Guan Youfei (關友飛), director of the Foreign Affairs Office of China’s Ministry of National Defense, was quoted by Chinese media as saying that Chinese Defense Minister Chang Wanquan (常萬全) offered to “adjust Beijing’s military deployment in exchange for Washington stopping its arms sales to Taiwan” during a meeting with US Defense Secretary of Defense Chuck Hagel.
By adjusting military deployments, Chang was believed to be referring to China’s removal of the more than 1,500 missiles targeted at Taiwan.
“[The initiative] was not new, as China had raised the issue several times before.

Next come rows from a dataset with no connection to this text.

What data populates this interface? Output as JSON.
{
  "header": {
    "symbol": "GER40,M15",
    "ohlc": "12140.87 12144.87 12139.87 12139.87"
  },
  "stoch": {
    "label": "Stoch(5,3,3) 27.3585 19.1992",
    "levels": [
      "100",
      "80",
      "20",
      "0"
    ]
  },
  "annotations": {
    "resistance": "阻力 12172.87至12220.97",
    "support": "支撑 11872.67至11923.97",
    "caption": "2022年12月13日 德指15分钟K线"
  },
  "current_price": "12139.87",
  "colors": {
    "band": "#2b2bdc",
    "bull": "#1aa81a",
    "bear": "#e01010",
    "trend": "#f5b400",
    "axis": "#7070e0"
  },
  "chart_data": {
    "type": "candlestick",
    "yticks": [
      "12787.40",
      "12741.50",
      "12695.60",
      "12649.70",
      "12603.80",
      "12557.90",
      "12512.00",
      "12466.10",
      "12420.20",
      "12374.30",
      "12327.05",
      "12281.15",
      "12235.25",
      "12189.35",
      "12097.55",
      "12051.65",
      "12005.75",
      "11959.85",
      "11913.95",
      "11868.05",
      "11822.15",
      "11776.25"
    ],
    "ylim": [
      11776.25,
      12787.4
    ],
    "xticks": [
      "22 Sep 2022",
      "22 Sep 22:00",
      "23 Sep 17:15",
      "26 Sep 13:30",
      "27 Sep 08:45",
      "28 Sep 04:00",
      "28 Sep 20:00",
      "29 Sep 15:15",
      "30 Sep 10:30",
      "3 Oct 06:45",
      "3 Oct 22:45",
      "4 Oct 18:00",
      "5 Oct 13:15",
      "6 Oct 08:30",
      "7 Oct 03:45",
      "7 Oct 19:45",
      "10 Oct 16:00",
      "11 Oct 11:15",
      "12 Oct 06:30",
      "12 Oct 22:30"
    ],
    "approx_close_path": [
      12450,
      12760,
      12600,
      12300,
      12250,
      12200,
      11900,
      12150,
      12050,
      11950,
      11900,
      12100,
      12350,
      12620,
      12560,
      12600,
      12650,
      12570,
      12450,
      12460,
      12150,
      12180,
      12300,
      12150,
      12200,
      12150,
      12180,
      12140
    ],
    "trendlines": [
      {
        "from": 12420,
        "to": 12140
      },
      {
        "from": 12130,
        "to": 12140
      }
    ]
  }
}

What surprised us was the substantial discussion between China and the US on the arms sale issue, which was never before included in the bilateral dialogue,” said Joseph Wu (吳釗燮), the DPP representative to the US and executive director of the party’s Policy Research Committee.
The DPP was especially concerned about talk of establishing a joint task force as an institutionalized mechanism to deal with various issues, including US arms sales to Taiwan, Wu said.
US defense officials and Taiwan’s Ministry of Foreign Affairs both denied that US arms sales had been an issue in the US-China dialogue, but Wu urged the government to seek reassurance from Washington that it would not consult with the Chinese on its arms sales to Taiwan in the future.
If Beijing and Washington did raise the issue in their defense talks, the level of conversation had gone beyond past bilateral dialogues, Wu said.
A US-China deal would be a violation of the Taiwan Relations Act, which requires the US to provide Taiwan with “arms of a defensive character,” and the “six assurances” made by the administration of former US president Ronald Reagan in 1982, which pledged not to hold prior consultations with China regarding arms sales to Taiwan and not to set a date for ending arms sales, he said.
If Beijing is serious about extending its goodwill to Taiwan, it “might as well renounce the use of force against Taiwan rather than using the ambiguous term ‘adjusting military deployment,’” Wu said.
Wu, who has served as Taiwan’s representative to the US and Mainland Affairs Council minister, called on President Ma Ying-jeou (馬英九) to work on strengthening Taiwan’s national defense.
Ma has failed to deliver on his campaign pledge for a defense budget of at least 3 percent of GDP, he said.
With the defense budget now at 2.1 percent of GDP, the implementation of an all-volunteer military and funding for future arms procurements in question, the already low morale in the military could be further jeopardized, Wu said.